La rupture conventionnelle ne peut donc être effective qu’à l’issue de ces deux délais de réflexion. Au plus tôt, une telle rupture sera effective au bout de trois semaines environ, au plus tard de cinq semaines environ.

Indemnité versée au salarié

Le salarié ayant un an d’ancienneté au moment de la rupture conventionnelle percevra obligatoirement une indemnité qui correspond au minimum à l’indemnité légale de licenciement. Celle-ci représente 1/5 de mois de salaire par année d’ancienneté auquel s’ajoute 2/15 de mois de salaire pour les années d’ancienneté au-delà de 10 ans de présence.

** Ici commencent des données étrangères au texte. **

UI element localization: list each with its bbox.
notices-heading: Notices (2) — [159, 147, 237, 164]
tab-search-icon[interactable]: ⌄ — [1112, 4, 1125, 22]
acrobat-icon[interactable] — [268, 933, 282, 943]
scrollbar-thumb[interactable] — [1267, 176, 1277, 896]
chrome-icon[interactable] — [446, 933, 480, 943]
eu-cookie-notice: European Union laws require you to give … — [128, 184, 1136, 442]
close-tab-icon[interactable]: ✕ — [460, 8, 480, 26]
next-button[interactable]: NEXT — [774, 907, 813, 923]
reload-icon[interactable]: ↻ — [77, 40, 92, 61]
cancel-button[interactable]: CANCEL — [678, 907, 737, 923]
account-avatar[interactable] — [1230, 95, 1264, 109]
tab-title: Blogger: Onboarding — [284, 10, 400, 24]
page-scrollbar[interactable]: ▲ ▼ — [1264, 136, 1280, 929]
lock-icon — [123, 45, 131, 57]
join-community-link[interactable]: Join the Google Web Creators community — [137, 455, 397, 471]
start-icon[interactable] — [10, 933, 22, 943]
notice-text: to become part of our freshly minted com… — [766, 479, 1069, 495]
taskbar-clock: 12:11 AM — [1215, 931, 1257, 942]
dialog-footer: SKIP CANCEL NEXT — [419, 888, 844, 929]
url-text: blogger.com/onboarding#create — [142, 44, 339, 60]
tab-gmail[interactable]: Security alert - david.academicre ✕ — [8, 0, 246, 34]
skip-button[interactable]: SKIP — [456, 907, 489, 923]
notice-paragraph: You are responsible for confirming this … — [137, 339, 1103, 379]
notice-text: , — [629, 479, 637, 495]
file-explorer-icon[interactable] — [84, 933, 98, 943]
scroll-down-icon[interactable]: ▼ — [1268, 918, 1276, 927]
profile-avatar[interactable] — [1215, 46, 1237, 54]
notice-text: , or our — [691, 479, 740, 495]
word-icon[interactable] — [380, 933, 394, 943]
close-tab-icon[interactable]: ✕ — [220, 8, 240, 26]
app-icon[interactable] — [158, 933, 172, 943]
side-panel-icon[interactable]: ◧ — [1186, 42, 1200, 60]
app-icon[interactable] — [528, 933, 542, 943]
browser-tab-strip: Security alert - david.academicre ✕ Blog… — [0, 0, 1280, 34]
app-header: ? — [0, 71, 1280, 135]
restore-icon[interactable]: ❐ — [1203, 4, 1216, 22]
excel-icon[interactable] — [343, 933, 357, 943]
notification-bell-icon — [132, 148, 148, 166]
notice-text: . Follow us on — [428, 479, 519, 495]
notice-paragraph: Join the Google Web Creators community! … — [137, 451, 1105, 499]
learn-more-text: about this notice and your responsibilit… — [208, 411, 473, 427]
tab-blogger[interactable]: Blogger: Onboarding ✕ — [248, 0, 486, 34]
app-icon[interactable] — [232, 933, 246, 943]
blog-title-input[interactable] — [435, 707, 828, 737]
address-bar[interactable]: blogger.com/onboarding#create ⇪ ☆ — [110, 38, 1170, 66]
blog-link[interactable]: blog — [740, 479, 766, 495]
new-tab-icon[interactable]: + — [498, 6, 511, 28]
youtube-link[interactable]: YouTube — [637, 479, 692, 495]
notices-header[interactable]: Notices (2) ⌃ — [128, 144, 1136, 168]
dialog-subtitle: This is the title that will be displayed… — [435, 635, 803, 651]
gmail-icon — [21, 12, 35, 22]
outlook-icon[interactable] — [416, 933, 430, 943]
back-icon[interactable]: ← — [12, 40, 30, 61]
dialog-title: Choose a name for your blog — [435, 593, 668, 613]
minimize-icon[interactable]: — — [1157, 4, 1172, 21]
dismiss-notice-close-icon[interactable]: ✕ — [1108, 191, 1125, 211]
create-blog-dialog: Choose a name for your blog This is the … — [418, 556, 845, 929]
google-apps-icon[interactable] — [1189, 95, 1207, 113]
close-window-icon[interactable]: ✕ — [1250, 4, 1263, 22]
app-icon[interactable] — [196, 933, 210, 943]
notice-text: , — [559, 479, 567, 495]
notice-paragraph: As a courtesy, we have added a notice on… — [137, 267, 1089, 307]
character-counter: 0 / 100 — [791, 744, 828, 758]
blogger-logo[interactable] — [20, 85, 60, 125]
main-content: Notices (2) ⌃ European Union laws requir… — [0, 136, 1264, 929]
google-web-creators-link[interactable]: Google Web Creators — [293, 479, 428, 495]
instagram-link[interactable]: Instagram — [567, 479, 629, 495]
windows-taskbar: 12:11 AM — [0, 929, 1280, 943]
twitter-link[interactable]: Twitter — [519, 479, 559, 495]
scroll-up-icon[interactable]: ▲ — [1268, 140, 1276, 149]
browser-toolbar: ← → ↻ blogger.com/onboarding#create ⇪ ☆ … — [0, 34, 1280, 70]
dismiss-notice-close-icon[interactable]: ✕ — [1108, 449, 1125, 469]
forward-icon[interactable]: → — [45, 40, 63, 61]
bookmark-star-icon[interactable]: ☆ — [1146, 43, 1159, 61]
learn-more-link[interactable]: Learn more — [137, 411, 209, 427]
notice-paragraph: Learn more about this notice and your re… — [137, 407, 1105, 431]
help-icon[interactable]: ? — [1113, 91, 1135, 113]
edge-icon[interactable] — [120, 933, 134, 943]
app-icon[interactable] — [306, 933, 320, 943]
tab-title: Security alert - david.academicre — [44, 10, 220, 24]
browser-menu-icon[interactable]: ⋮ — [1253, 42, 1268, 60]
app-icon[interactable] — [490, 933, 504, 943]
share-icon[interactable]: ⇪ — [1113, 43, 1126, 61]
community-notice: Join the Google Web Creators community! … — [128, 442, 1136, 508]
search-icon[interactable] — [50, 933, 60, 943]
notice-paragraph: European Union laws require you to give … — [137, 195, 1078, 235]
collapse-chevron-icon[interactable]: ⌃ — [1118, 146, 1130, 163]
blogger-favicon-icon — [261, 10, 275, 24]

L’indemnité est égale au salaire brut et n’est soumise ni aux charges sociales ni à l’impôt sur le revenu (à vérifier en se reportant à l’article 80 duodécies du Code Général des Impôts sur www.legifrance.fr). Le salarié dont le contrat de travail a été rompu par une rupture conventionnelle bénéfice des allocations de chômage (L5421-1 et L5422-1) dans les mêmes conditions que s’il avait été licencié par son employeur.

Le salarié doit être remplacé

Le directeur du travail peut refuser l’homologation si les conditions décrites ci-dessus n’ont pas été correctement remplies (entretien, indemnité et délai). Mais il peut aussi refuser l’homologation si le salarié qui part n’est pas remplacé. En effet, cela voudrait dire que l’employeur a «maquillé» un licenciement économique en rupture conventionnelle pour éviter de respecter ses obligations en la matière (consultation du comité d’entreprise, plan de sauvegarde de l’emploi, etc.). Avant d’homologuer la convention de rupture, le directeur du travail peut donc être amené à demander si l’employeur envisage de remplacer le salarié qui a signé la rupture conventionnelle.

Exemple :
• Un salarié qui a 5 ans d’ancienneté percevra 1 mois de salaire (5/5),
• Un salarié qui a 20 ans d’ancienneté percevra 5,33 mois de salaire (20/5 + 20/15).